In Washington, DC, Supreme Court Justices are a pretty big deal. In New York, though, they’re pretty common. That’s the case because in New York the “Supreme Court” is the trial court, whereas the state’s highest court is the “Court of Appeals.” The question is, why?
As best I can tell from a bit of googling, the practice seems to go back, with some modification, to the New York Constitution of 1777. That Constitution set up an appellate system modeled after the House of Lords. Appeals from trial courts of general jurisdiction were heard by a gathering of all of the available state trial judges, the state senate, and the state chancellor in charge of the equity courts. They met in what was called “the Court for the Trial of Impeachments and the Correction of Errors.”

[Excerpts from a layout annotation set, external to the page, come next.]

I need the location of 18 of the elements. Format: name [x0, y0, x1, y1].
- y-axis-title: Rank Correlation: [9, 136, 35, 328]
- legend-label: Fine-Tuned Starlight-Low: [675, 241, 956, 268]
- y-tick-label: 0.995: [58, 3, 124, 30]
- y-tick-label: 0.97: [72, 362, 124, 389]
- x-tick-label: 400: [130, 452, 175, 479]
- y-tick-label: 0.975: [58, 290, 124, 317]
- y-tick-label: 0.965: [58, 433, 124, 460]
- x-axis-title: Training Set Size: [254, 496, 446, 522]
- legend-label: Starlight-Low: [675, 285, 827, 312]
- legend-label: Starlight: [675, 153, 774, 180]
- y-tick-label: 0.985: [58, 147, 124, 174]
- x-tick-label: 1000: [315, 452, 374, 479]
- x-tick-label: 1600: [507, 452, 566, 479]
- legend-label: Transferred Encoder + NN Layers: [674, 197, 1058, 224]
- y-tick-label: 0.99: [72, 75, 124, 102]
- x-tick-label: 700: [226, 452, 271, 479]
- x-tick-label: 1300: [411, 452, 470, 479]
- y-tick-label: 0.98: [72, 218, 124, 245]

Because that “court” was really a collection of trial judges and state senators, there was no distinct “high court” consisting of members who only served in that court. The trial judges in the courts of general jurisdiction were as “high” up as the New York Court system went, as they both heard proceedings as trial judges and in the Court for the Trial of Impeachments and the Correction of Errors. Given that, it wasn’t too strange to label these judges as Justices of the Supreme Court.
In the 19th Century, the Court for the Trial of Impeachments and the Correction of Errors was abolished and replaced with a more modern appellate court. Instead of renaming everything, the trial courts kept the name “Supreme Court” and the high court was named the “Court of Appeals.”
Anyway, that’s what a bit of googling suggests. I’m sure the VC’s readership includes experts in the history of the New York court system; if I’m getting the history wrong, or there are details or links to add, I hope you will consider pointing it out in the comment thread.